Ces trois amendements posent une question, qui dépasse le seul contexte des infractions sexuelles sur mineurs. Notre droit, au contraire du régime juridique anglo-saxon, fait dépendre le délai de prescription de la gravité des faits. Je ne partage pas entièrement les arguments développés par François Pillet mais, en matière de hiérarchie des infractions, l'imprescriptibilité proposée interroge. Pourquoi l'assassinat de dix personnes serait-il plus rapidement prescrit qu'une infraction sexuelle sur mineur, aussi grave soit-elle ?
Avec ces amendements, nous tournons en réalité autour de la question complexe de l'amnésie traumatique et de ses conséquences sur la prescription. La Cour européenne des droits de l'homme (CEDH) s'est, dans un arrêt du 22 octobre 1996, prononcée sur le délai de prescription des infractions sexuelles commises à l'encontre des mineurs : après un certain délai, les faits ne peuvent plus être jugés sans remettre en cause le droit au procès équitable.

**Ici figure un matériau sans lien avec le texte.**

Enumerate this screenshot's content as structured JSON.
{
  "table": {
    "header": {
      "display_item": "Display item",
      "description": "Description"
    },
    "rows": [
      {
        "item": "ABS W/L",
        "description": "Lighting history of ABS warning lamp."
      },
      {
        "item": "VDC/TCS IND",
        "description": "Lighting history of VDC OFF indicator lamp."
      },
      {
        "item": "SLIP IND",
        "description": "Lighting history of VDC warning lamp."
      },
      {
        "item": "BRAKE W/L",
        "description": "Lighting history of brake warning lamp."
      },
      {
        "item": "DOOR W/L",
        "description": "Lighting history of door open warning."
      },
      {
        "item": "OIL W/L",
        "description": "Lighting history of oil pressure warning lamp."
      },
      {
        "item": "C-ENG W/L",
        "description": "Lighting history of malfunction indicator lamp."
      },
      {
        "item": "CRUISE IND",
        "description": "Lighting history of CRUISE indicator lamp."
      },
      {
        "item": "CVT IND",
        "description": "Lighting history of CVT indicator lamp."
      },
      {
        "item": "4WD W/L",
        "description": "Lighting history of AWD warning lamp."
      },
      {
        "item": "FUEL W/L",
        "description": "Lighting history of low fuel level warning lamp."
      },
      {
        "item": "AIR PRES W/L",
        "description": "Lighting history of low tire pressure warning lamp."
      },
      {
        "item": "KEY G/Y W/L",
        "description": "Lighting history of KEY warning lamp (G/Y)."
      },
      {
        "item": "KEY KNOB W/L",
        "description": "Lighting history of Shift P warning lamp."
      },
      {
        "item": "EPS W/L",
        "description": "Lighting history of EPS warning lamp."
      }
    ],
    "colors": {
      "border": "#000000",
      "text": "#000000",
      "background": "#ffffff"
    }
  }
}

Nous sommes toutefois déjà, pour ces infractions, dans un régime juridique dérogatoire, puisque le délai de prescription ne court qu'à compter de la majorité de la victime, qu'il a récemment été doublé et que nous nous apprêtons à l'allonger encore. N'allons pas au-delà !
Au regard du grand nombre de signataires de ces amendements appartenant à la majorité sénatoriale, je m'interroge cependant sur la position de cette dernière sur la question qu'ils soulèvent. Quoi qu'il en soit, le groupe socialiste et républicain y est défavorable.